There are only two defences to an overloading charge.
One is that the vehicle was being driven to a weighbridge to be weighed or was being driven away from a weighbridge to have excess weight off-loaded.
The other is that the load was legal at the point of departure but increased in weight by up to 5% while the vehicle was being driven without any additional cargo being added. That can occur if a load of sand or timber has absorbed a lot of water during a heavy shower.
If the overload is so serious as to affect the brakes or steering to such an extent that the vehicle presents a danger to other road users then the charge could be the more serious one of using a vehicle in a dangerous condition. If that charge is brought then the two defences outlined above will not apply. Penalties on conviction include a fine of up to £2,500 and three penalty points on your driving licence, warns the Driver and Vehicle Standards Agency (DVSA).
Delivering goods in town centres can be an obstacle course because of the loading and unloading restrictions that apply. Yellow vertical lines on the kerb show where you are not allowed to load or unload or if restrictions apply. Any restrictions will be displayed on a nearby sign.
Some roads have loading/unloading bays. They are shown as a white box marked ‘loading’ and again any restrictions will be set out on an adjacent sign.
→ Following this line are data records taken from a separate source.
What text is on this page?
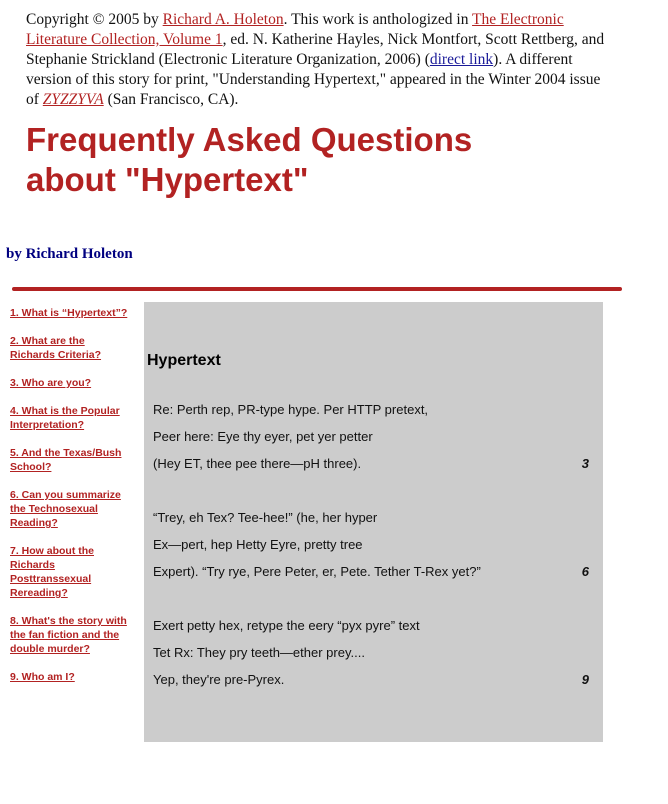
Copyright © 2005 by Richard A. Holeton. This work is anthologized in The Electronic Literature Collection, Volume 1, ed. N. Katherine Hayles, Nick Montfort, Scott Rettberg, and Stephanie Strickland (Electronic Literature Organization, 2006) (direct link). A different version of this story for print, "Understanding Hypertext," appeared in the Winter 2004 issue of ZYZZYVA (San Francisco, CA).
Frequently Asked Questions
about "Hypertext"
by Richard Holeton
1. What is “Hypertext”?
2. What are the Richards Criteria?
3. Who are you?
4. What is the Popular Interpretation?
5. And the Texas/Bush School?
6. Can you summarize the Technosexual Reading?
7. How about the Richards Posttranssexual Rereading?
8. What's the story with the fan fiction and the double murder?
9. Who am I?
Hypertext
Re: Perth rep, PR-type hype. Per HTTP pretext,
Peer here: Eye thy eyer, pet yer petter
(Hey ET, thee pee there—pH three).	3
“Trey, eh Tex? Tee-hee!” (he, her hyper
Ex—pert, hep Hetty Eyre, pretty tree
Expert). “Try rye, Pere Peter, er, Pete. Tether T-Rex yet?”	6
Exert petty hex, retype the eery “pyx pyre” text
Tet Rx: They pry teeth—ether prey....
Yep, they're pre-Pyrex.	9
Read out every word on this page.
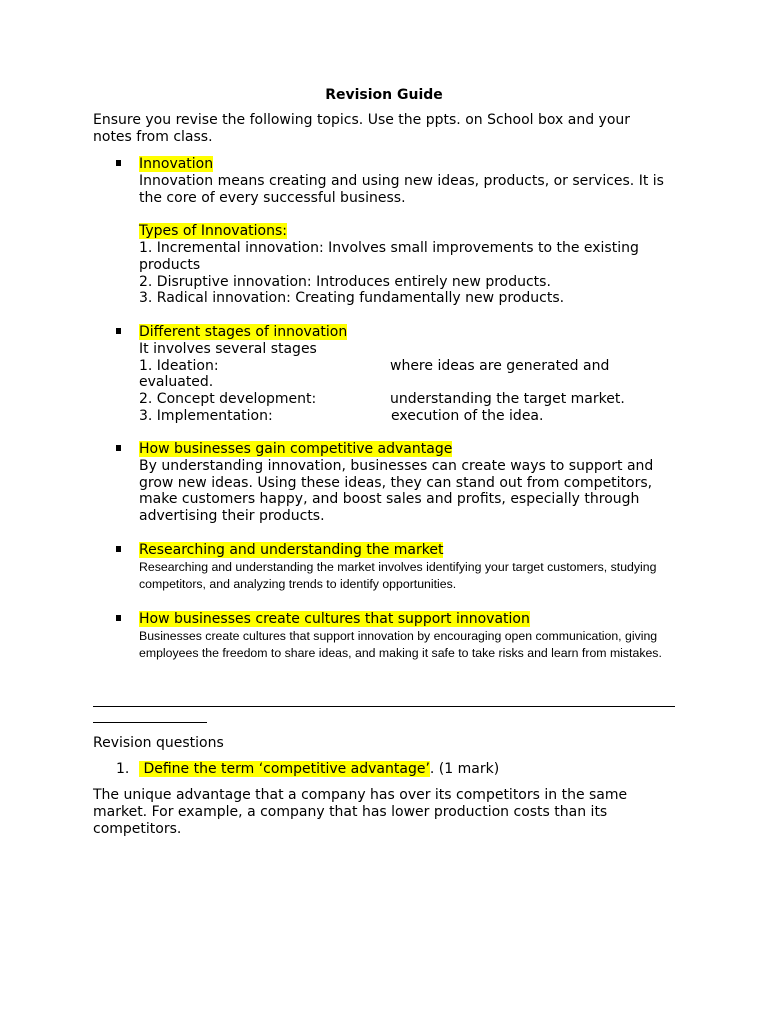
Revision Guide
Ensure you revise the following topics. Use the ppts. on School box and your notes from class.
Innovation
Innovation means creating and using new ideas, products, or services. It is the core of every successful business.
Types of Innovations:
1. Incremental innovation: Involves small improvements to the existing products
2. Disruptive innovation: Introduces entirely new products.
3. Radical innovation: Creating fundamentally new products.
Different stages of innovation
It involves several stages
1. Ideation:	where ideas are generated and
evaluated.
2. Concept development:	understanding the target market.
3. Implementation:	execution of the idea.
How businesses gain competitive advantage
By understanding innovation, businesses can create ways to support and grow new ideas. Using these ideas, they can stand out from competitors, make customers happy, and boost sales and profits, especially through advertising their products.
Researching and understanding the market
Researching and understanding the market involves identifying your target customers, studying competitors, and analyzing trends to identify opportunities.
How businesses create cultures that support innovation
Businesses create cultures that support innovation by encouraging open communication, giving employees the freedom to share ideas, and making it safe to take risks and learn from mistakes.
Revision questions
1. Define the term ‘competitive advantage’. (1 mark)
The unique advantage that a company has over its competitors in the same market. For example, a company that has lower production costs than its competitors.
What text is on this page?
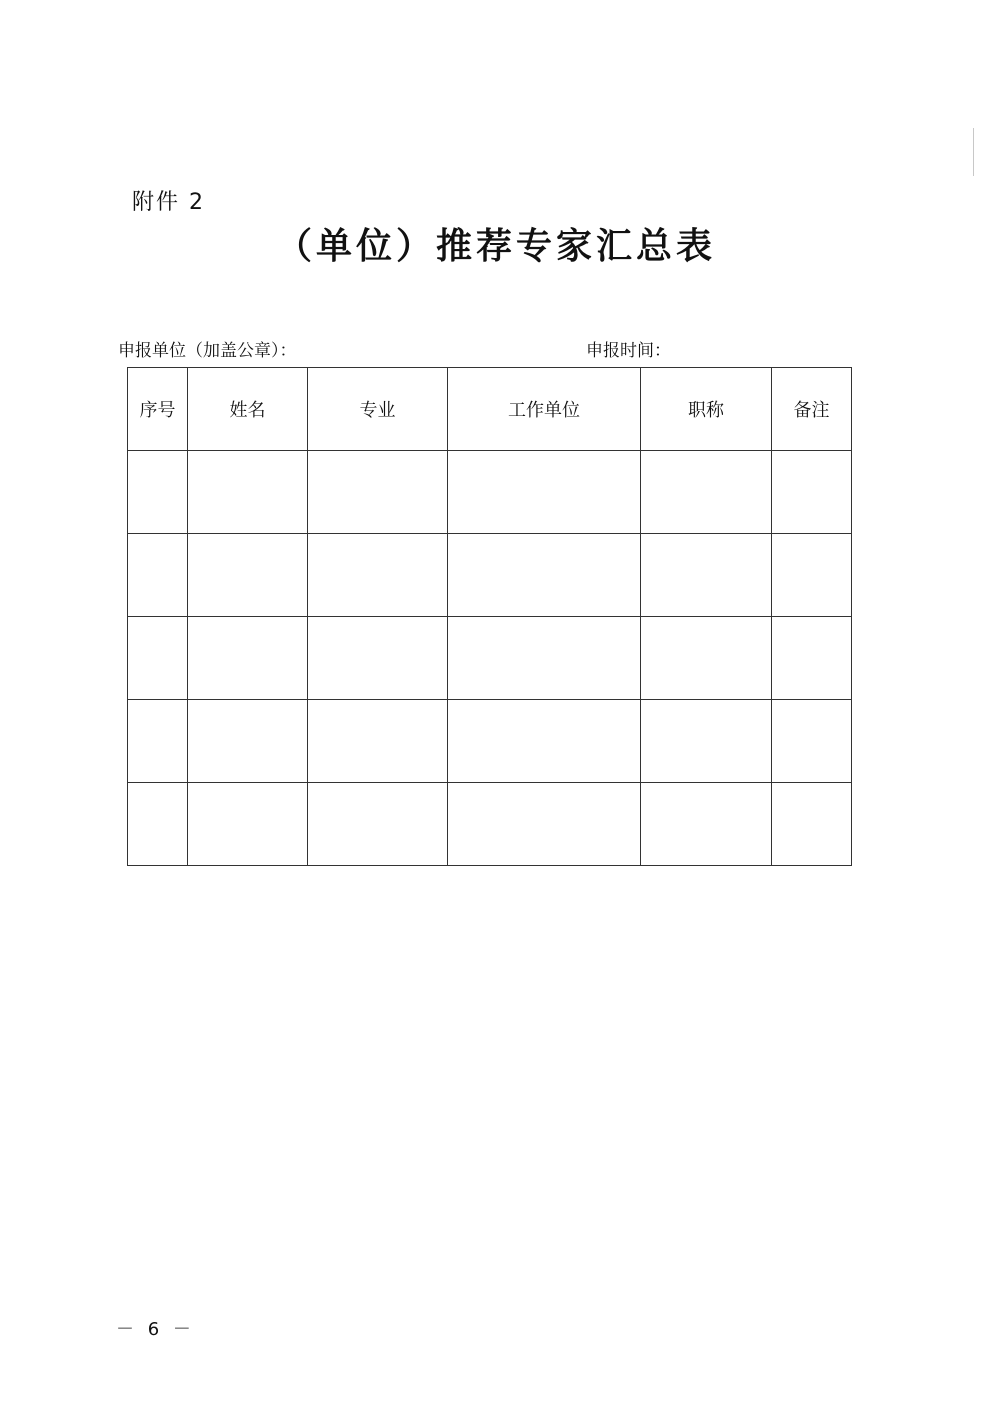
附件 2
（单位）推荐专家汇总表
申报单位（加盖公章）：	申报时间：
序号	姓名	专业	工作单位	职称	备注

－ 6 －
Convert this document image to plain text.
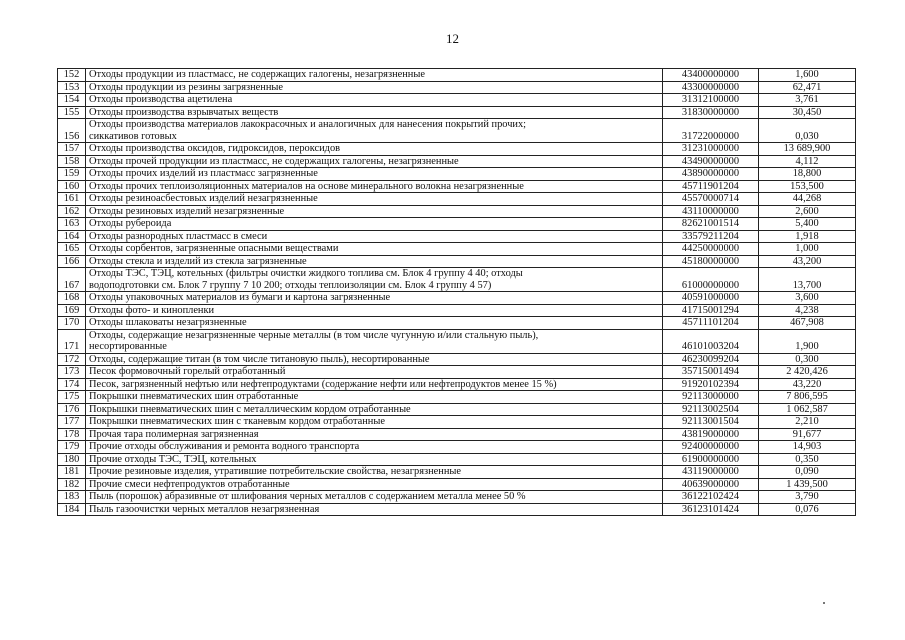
12
152	Отходы продукции из пластмасс, не содержащих галогены, незагрязненные	43400000000	1,600
153	Отходы продукции из резины загрязненные	43300000000	62,471
154	Отходы производства ацетилена	31312100000	3,761
155	Отходы производства взрывчатых веществ	31830000000	30,450
156	Отходы производства материалов лакокрасочных и аналогичных для нанесения покрытий прочих;
сиккативов готовых	31722000000	0,030
157	Отходы производства оксидов, гидроксидов, пероксидов	31231000000	13 689,900
158	Отходы прочей продукции из пластмасс, не содержащих галогены, незагрязненные	43490000000	4,112
159	Отходы прочих изделий из пластмасс загрязненные	43890000000	18,800
160	Отходы прочих теплоизоляционных материалов на основе минерального волокна незагрязненные	45711901204	153,500
161	Отходы резиноасбестовых изделий незагрязненные	45570000714	44,268
162	Отходы резиновых изделий незагрязненные	43110000000	2,600
163	Отходы рубероида	82621001514	5,400
164	Отходы разнородных пластмасс в смеси	33579211204	1,918
165	Отходы сорбентов, загрязненные опасными веществами	44250000000	1,000
166	Отходы стекла и изделий из стекла загрязненные	45180000000	43,200
167	Отходы ТЭС, ТЭЦ, котельных (фильтры очистки жидкого топлива см. Блок 4 группу 4 40; отходы
водоподготовки см. Блок 7 группу 7 10 200; отходы теплоизоляции см. Блок 4 группу 4 57)	61000000000	13,700
168	Отходы упаковочных материалов из бумаги и картона загрязненные	40591000000	3,600
169	Отходы фото- и кинопленки	41715001294	4,238
170	Отходы шлаковаты незагрязненные	45711101204	467,908
171	Отходы, содержащие незагрязненные черные металлы (в том числе чугунную и/или стальную пыль),
несортированные	46101003204	1,900
172	Отходы, содержащие титан (в том числе титановую пыль), несортированные	46230099204	0,300
173	Песок формовочный горелый отработанный	35715001494	2 420,426
174	Песок, загрязненный нефтью или нефтепродуктами (содержание нефти или нефтепродуктов менее 15 %)	91920102394	43,220
175	Покрышки пневматических шин отработанные	92113000000	7 806,595
176	Покрышки пневматических шин с металлическим кордом отработанные	92113002504	1 062,587
177	Покрышки пневматических шин с тканевым кордом отработанные	92113001504	2,210
178	Прочая тара полимерная загрязненная	43819000000	91,677
179	Прочие отходы обслуживания и ремонта водного транспорта	92400000000	14,903
180	Прочие отходы ТЭС, ТЭЦ, котельных	61900000000	0,350
181	Прочие резиновые изделия, утратившие потребительские свойства, незагрязненные	43119000000	0,090
182	Прочие смеси нефтепродуктов отработанные	40639000000	1 439,500
183	Пыль (порошок) абразивные от шлифования черных металлов с содержанием металла менее 50 %	36122102424	3,790
184	Пыль газоочистки черных металлов незагрязненная	36123101424	0,076
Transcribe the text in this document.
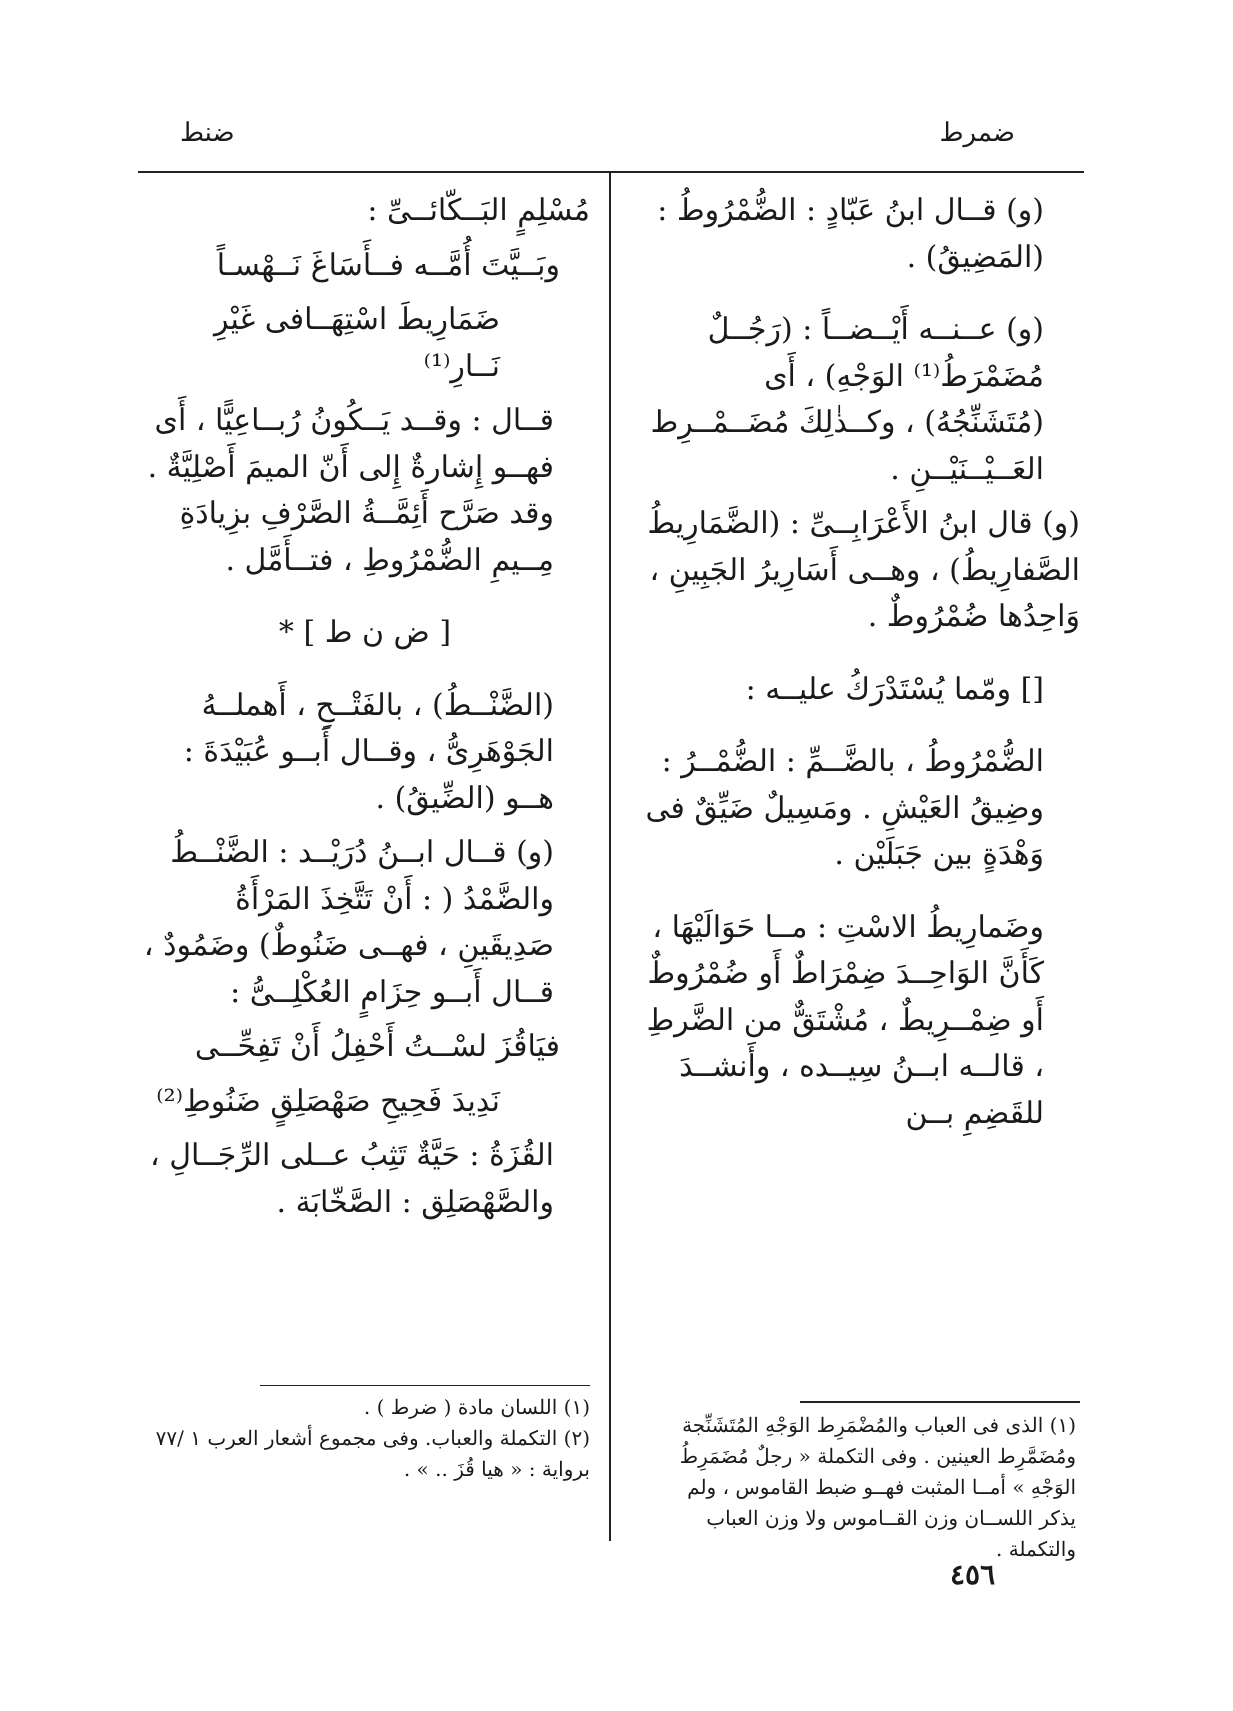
ضنط	ضمرط

(و) قــال ابنُ عَبّادٍ : الضُّمْرُوطُ : (المَضِيقُ) .

(و) عــنــه أَيْــضــاً : (رَجُــلٌ مُضَمْرَطُ⁽¹⁾ الوَجْهِ) ، أَى (مُتَشَنِّجُهُ) ، وكــذٰلِكَ مُضَــمْــرِط العَــيْــنَيْــنِ .

(و) قال ابنُ الأَعْرَابِــىِّ : (الضَّمَارِيطُ الصَّفارِيطُ) ، وهــى أَسَارِيرُ الجَبِينِ ، وَاحِدُها ضُمْرُوطٌ .

[] ومّما يُسْتَدْرَكُ عليــه :

الضُّمْرُوطُ ، بالضَّــمِّ : الضُّمْــرُ : وضِيقُ العَيْشِ . ومَسِيلٌ ضَيِّقٌ فى وَهْدَةٍ بين جَبَلَيْن .

وضَمارِيطُ الاسْتِ : مــا حَوَالَيْهَا ، كَأَنَّ الوَاحِــدَ ضِمْرَاطٌ أَو ضُمْرُوطٌ أَو ضِمْــرِيطٌ ، مُشْتَقٌّ من الضَّرطِ ، قالــه ابــنُ سِيــده ، وأَنشــدَ للقَضِمِ بــن

مُسْلِمٍ البَــكّائــىِّ :

وبَــيَّتَ أُمَّــه فــأَسَاغَ نَــهْسـاً

ضَمَارِيطَ اسْتِهَــافى غَيْرِ نَــارِ⁽¹⁾

قــال : وقــد يَــكُونُ رُبــاعِيًّا ، أَى فهــو إِشارةٌ إِلى أَنّ الميمَ أَصْلِيَّةٌ . وقد صَرَّح أَئِمَّــةُ الصَّرْفِ بزِيادَةِ مِــيمِ الضُّمْرُوطِ ، فتــأَمَّل .

[ ض ن ط ] *

(الضَّنْــطُ) ، بالفَتْــحِ ، أَهملــهُ الجَوْهَرِىُّ ، وقــال أَبــو عُبَيْدَةَ : هــو (الضِّيقُ) .

(و) قــال ابــنُ دُرَيْــد : الضَّنْــطُ والضَّمْدُ ( : أَنْ تَتَّخِذَ المَرْأَةُ صَدِيقَينِ ، فهــى ضَنُوطٌ) وضَمُودٌ ، قــال أَبــو حِزَامٍ العُكْلِــىُّ :

فيَاقُزَ لسْــتُ أَحْفِلُ أَنْ تَفِحِّــى

نَدِيدَ فَحِيحِ صَهْصَلِقٍ ضَنُوطِ⁽²⁾

القُزَةُ : حَيَّةٌ تَثِبُ عــلى الرِّجَــالِ ، والصَّهْصَلِق : الصَّخّابَة .

(١) الذى فى العباب والمُضْمَرِط الوَجْهِ المُتَشَنِّجة ومُضَمَّرِط العينين . وفى التكملة « رجلٌ مُضَمَرِطُ الوَجْهِ » أمــا المثبت فهــو ضبط القاموس ، ولم يذكر اللســان وزن القــاموس ولا وزن العباب والتكملة .

(١) اللسان مادة ( ضرط ) .

(٢) التكملة والعباب. وفى مجموع أشعار العرب ١ /٧٧ برواية : « هيا قُزَ .. » .

٤٥٦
All LCVs must undergo an MoT test annually once they are three years old. They are subjected to a Class 4 test if they gross at up to 3.0 tonnes and to a Class 7 test if they gross at between 3.0 and 3.5 tonnes. The DVSA states that driving a vehicle that requires a current MoT certificate but does not have one can attract a fine of up to £1,000. Drive without insurance and you risk an unlimited fine plus six to eight penalty points on your licence, the agency warns. Fail to tax your van and a fine of up to £1,000 could be on its way.
Most light commercials are subject to lower speed limits than cars, says the DVSA. While the 70mph motorway limit and the 30mph limit in built-up areas are the same, for LCVs the dual-carriageway limit is 60mph and the single-carriageway limit is 50mph. All these limits apply unless lower limits are posted.
However, car-derived vans with a gross weight not exceeding 2.0 tonnes are subject to higher single- and dual-carriageway limits of 60mph and 70mph respectively, again unless lower limits are posted. Speeding can result in a fine of up to £1,000 rising to £2,500 if the offence is committed on a motorway, says the DVSA. To these penalties can be added three to six licence penalty points.
While rigid vehicles grossing at up to 3.5 tonnes do not have to be equipped with a tachograph, the driver is nonetheless still subject to Drivers’ Hours rules. In this case, however, we are talking about the UK's domestic Drivers’ Hours rules (and not the EU’s), which apply if you drive on business for more than four hours a day.
They restrict you to a total daily driving time of 11 hours – more than enough for any van driver – and you can be fined up to £300 for exceeding the limit.
Never, ever drink and drive. It is totally irresponsible and the penalties if you are found to be over the limit can be severe. You are over the drink/drive limit in England, Wales and Northern Ireland if you have alcohol levels of 35 micrograms per 100 millilitres of breath, 80 milligrammes per 100 millilitres of blood or 107 milligrammes per 100 millilitres of urine. In Scotland the limits are stricter, at 22µg, 50mg and 67mg respectively. Breach them and you will face a driving ban of at least a year plus a hefty fine.